Very interesting … Would this mean that the models of objects that form in every CC will be more like “part of a whole object”, rather than a “full object” sense.
Why I say that ? Because the CC alone can not form representation of so many objects it comes in contact with, it will overgeneralize so much that it will become useless (limited memory).
“part of object” analogy would also allow the CC to share representations across similar objects (f.e. part of different pens, even including similar objects like pencils).

1 Like

Thanks for your last reply about the fixed areal size of the regions in the neocortex, Jeff. You also mention, that after damage (or loss of input) to a given region of the neocortex, then the cortex adjusts to this new reality. I assume this comment also includes the cases in which inflicted trauma causing a loss of sight, for example, has shown that the visual cortex is capable of gradually reassigning itself to auditory and speach functions. I also remember watching a film back in my high school days (1980s) in biology class about an experiment in which a subject wore a set of gogles with lenses that produced a perfect inverted image of the world uninterruptedly for several days. For the first 24 hours the subject was not able to walk, or drive or even use silverware at a dinner table, without assistance. However, after 36 hours had passed, the subject started to see his surroundings through the same gogles normally. He was soon able to drive a car and even fly a small airplane while still wearing the gogles. Removing the gogles then initiated the same process of re-adjustment all over again. Both of these examples seem to demonstrate, that our neocortex must have a “master” allocation function that is always active and exploits the high plasticity of out neoortex to optimize its usage and re-adjust to our new realities, including the constant use of new tools or prothesis.

I understand that we do not grow new cortical columns over our adult lives and that the size of our neocortex does not increase over our adult lifespan. However, my intuition tells me that while all cortical regions have universal properties at all levels of the hierarchy, the representations (SDRs) that emerge at much higher levels of the hierarchy are for very different semantic objects and concepts than SDRs at the primary levels.
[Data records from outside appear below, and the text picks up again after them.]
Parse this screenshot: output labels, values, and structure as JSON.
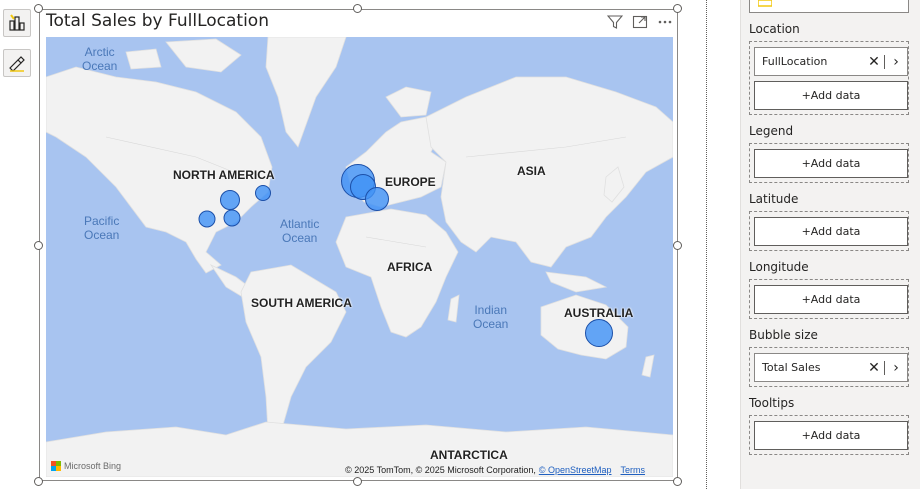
{
  "visual": {
    "title": "Total Sales by FullLocation",
    "header_icons": [
      "filter-icon",
      "focus-mode-icon",
      "more-options-icon"
    ]
  },
  "map": {
    "ocean_labels": [
      {
        "line1": "Arctic",
        "line2": "Ocean"
      },
      {
        "line1": "Pacific",
        "line2": "Ocean"
      },
      {
        "line1": "Atlantic",
        "line2": "Ocean"
      },
      {
        "line1": "Indian",
        "line2": "Ocean"
      }
    ],
    "continent_labels": [
      "NORTH AMERICA",
      "EUROPE",
      "ASIA",
      "AFRICA",
      "SOUTH AMERICA",
      "AUSTRALIA",
      "ANTARCTICA"
    ],
    "logo_text": "Microsoft Bing",
    "attribution": "© 2025 TomTom, © 2025 Microsoft Corporation,",
    "attribution_link": "© OpenStreetMap",
    "terms": "Terms",
    "bubble_color": "#4292f5"
  },
  "pane": {
    "sections": [
      {
        "label": "Location",
        "field": "FullLocation",
        "add": "+Add data"
      },
      {
        "label": "Legend",
        "add": "+Add data"
      },
      {
        "label": "Latitude",
        "add": "+Add data"
      },
      {
        "label": "Longitude",
        "add": "+Add data"
      },
      {
        "label": "Bubble size",
        "field": "Total Sales"
      },
      {
        "label": "Tooltips",
        "add": "+Add data"
      }
    ]
  },
  "colors": {
    "ocean": "#a8c4f0",
    "land": "#f2f2f2",
    "pane_bg": "#f3f2f1",
    "accent": "#f2c811"
  }
}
In other words; all cortical regions at all levels of the hierachy in the neocortex have universal functions. But the semantic content being represented in those regions differs very greatly, depending on the level in the hierarchy. And considering that we also know that the synapses of distal dentrites have varying degrees of permanence, then it does not seem all that unlikely, that everytime we learn something new from our new experiences, that we may be adding entire new levels to certain hierarchical regions, perhaps by reassigning (rededicating) certain less used regions. Do you think these ideas are plausible?


1 Like

I did a rough back of envelope calculation a few weeks ago, it suggested that a CC L4 could learn 100,000 Location/Feature pairs. This is limited but not teeny. It could for example represent 1,000 objects with knowledge 100 locations on each object. In a test system we should be able to show the learning of complete objects in a single CC, in a biological system it would almost certainly require some sort feature decomposition in a hierarchy.
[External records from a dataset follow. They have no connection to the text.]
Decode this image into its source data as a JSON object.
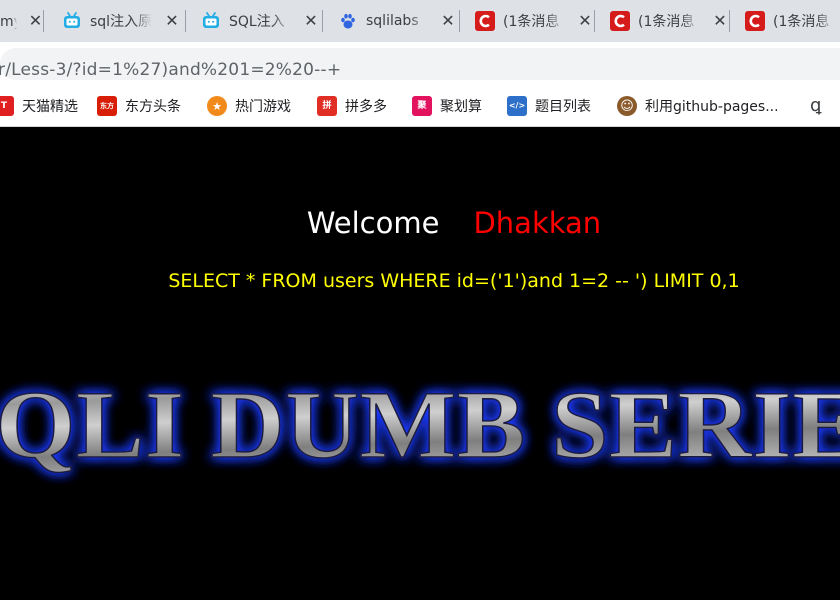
{
  "browser": {
    "tabs": [
      {
        "title": "mysql哪",
        "favicon": "generic-icon",
        "close": "✕"
      },
      {
        "title": "sql注入原",
        "favicon": "bilibili-icon",
        "close": "✕"
      },
      {
        "title": "SQL注入",
        "favicon": "bilibili-icon",
        "close": "✕"
      },
      {
        "title": "sqlilabs",
        "favicon": "baidu-paw-icon",
        "close": "✕"
      },
      {
        "title": "(1条消息",
        "favicon": "csdn-icon",
        "close": "✕"
      },
      {
        "title": "(1条消息",
        "favicon": "csdn-icon",
        "close": "✕"
      },
      {
        "title": "(1条消息",
        "favicon": "csdn-icon",
        "close": "✕"
      }
    ],
    "address": "r/Less-3/?id=1%27)and%201=2%20--+",
    "bookmarks": [
      {
        "label": "天猫精选",
        "icon_text": "T",
        "color": "#e02020"
      },
      {
        "label": "东方头条",
        "icon_text": "东方",
        "color": "#d81e06"
      },
      {
        "label": "热门游戏",
        "icon_text": "★",
        "color": "#f28a1b"
      },
      {
        "label": "拼多多",
        "icon_text": "拼",
        "color": "#e02e24"
      },
      {
        "label": "聚划算",
        "icon_text": "聚",
        "color": "#e3125f"
      },
      {
        "label": "题目列表",
        "icon_text": "</>",
        "color": "#2d6fc9"
      },
      {
        "label": "利用github-pages...",
        "icon_text": "☺",
        "color": "#8b5a2b"
      }
    ]
  },
  "page": {
    "welcome": "Welcome",
    "username": "Dhakkan",
    "query": "SELECT * FROM users WHERE id=('1')and 1=2 -- ') LIMIT 0,1",
    "banner_text": "SQLI DUMB SERIES"
  },
  "colors": {
    "page_bg": "#000000",
    "welcome": "#ffffff",
    "username": "#ff0000",
    "query": "#ffff00",
    "banner_glow": "#1f3cff"
  }
}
You can get these googles, we borrowed one for a few days at the Redwood Neuroscience Institute. You started noticing improvements in your performance within minutes. I have always assumed that your ability to learn the new reality was just a function of continuous learning, nothing special.[quote=“BrainConstellation, post:46, topic:697”]
my intuition tells me that while all cortical regions have universal properties at all levels of the hierarchy, the representations (SDRs) that emerge at much higher levels of the hierarchy are for very different semantic objects and concepts than SDRs at the primary levels. In other words; all cortical regions at all levels of the hierachy in the neocortex have universal functions. But the semantic content being represented in those regions differs very greatly, depending on the level in the hierarchy. And considering that we also know that the synapses of distal dentrites have varying degrees of permanence, then it does not seem all that unlikely, that everytime we learn something new from our new experiences, that we may be adding entire new levels to certain hierarchical regions, perhaps by reassigning (rededicating) certain less used regions. Do you think these ideas are plausible?
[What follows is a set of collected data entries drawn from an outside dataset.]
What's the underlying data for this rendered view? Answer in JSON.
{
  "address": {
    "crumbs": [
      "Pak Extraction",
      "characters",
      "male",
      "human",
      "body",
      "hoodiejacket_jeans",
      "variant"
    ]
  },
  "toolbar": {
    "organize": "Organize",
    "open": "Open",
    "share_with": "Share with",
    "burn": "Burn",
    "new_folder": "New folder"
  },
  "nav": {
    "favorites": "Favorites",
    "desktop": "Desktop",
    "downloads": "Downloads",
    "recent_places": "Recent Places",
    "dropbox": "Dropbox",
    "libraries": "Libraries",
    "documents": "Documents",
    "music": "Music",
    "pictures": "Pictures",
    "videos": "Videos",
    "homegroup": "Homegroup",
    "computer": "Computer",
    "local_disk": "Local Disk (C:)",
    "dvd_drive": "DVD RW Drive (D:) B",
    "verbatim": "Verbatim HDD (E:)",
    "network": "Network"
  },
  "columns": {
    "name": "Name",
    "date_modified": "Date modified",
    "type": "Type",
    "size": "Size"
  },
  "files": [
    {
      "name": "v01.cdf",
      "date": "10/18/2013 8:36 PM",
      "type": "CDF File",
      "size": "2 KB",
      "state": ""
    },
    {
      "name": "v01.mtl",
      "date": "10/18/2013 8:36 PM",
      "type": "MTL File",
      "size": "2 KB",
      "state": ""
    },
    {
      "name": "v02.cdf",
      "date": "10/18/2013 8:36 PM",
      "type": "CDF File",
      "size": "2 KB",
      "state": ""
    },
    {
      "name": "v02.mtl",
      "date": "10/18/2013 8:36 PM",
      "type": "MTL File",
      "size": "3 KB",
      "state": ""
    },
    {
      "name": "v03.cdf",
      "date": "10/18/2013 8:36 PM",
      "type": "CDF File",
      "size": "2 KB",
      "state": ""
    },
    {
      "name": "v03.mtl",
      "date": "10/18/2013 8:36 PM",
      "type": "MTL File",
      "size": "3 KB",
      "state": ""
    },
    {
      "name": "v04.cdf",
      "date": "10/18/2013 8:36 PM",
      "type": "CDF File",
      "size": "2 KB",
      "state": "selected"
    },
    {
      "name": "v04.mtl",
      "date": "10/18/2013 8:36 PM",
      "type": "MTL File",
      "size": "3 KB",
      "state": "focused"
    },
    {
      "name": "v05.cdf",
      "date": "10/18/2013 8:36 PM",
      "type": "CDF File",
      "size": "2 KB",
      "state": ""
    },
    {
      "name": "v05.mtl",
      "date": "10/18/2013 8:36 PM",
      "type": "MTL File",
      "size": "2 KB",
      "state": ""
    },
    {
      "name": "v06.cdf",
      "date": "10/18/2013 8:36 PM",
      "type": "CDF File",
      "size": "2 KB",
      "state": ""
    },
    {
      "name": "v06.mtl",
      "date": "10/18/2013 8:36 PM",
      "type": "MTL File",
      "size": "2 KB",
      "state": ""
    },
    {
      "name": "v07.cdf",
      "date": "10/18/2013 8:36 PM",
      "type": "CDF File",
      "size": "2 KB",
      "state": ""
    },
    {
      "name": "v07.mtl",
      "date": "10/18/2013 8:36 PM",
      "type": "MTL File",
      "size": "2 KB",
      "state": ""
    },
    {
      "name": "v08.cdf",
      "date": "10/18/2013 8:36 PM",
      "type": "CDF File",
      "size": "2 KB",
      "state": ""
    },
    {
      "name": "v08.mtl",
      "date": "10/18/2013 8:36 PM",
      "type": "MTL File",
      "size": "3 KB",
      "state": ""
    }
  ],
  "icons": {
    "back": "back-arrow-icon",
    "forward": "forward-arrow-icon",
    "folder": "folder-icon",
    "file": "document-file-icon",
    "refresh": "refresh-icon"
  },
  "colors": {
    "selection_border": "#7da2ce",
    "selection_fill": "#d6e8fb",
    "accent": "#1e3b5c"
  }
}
I also assume that the SDRs at different levels of the hierarchy represent different things. And neurons are always forming new synapses and deleting others. But the empirical evidence strongly says that the arrangement of regions in the hierarchy is not changing. All regions are being used all the time but what the regions represent surely changes with every experience. The one exception I know of is, I once read a paper about people born blind, no input to the cortex from the eyes. What would normally be V1, V2, and V4 learned to represent touch and audio. However, the surprising thing was that the hierarchical connections between these regions became reversed such at V1 was hierarchically higher than v2, etc. My guess is that this sort of whole scale rewiring can only occur during critical development periods right after birth and not in an adult. There are examples of adults whose lifelong blindness was reversed via surgery. They never learn to see properly. A fascinating book on this is called “Crashing through” by Robert Kurson.


Hi Jeff,
Thank you very dearly for your very helpful response. In order to understand the neocortex it is indeed very important to understand the empirical evidence on which structures have higher permenance or even life-long permenance. Based on your response, I seems to be, that the large-scale hierarchies are all formed in very early childhood, some perhaps already in the embrionic development. This would also help explain why learning a second or third language, never quite reaches the level of performance of a native language learned in the first 7 years of life. I myself, speak English and Spanish as native languages and German, I learned in College. I use German the most on a daily basis, because I live and work in Germany. While my abilities and fluency in German are almost as good as native speakers, there are always little, hard-wired, quirks, sometimes just in a given transition of phonemes or in the usage of a particular noun. Interestingly, if I focus all my attention on the one flaw, I can train myself to fully elliminate it. We humans are great imitators, and since I also have two native languages as a reference base, that enriches my pool of phonemes and grammars. I am fascinated by the plasticity (formability) we are endowed with, and yet the fixed structures we also have. Thank you very much for recommending the book “Crashing Through” from Robert Kurson, I will make sure to read this. Regarding my language use, I find it interesting that focussed attention is enough to overcome any single flaw. (Getting them all right is another thing. Life is just not long enough, or the motivation also has its limits. :slight_smile: With my current German, it is interesting that Germans ask me whether I am from Holland. So I take this as a great compliment, since Dutch is very close to German).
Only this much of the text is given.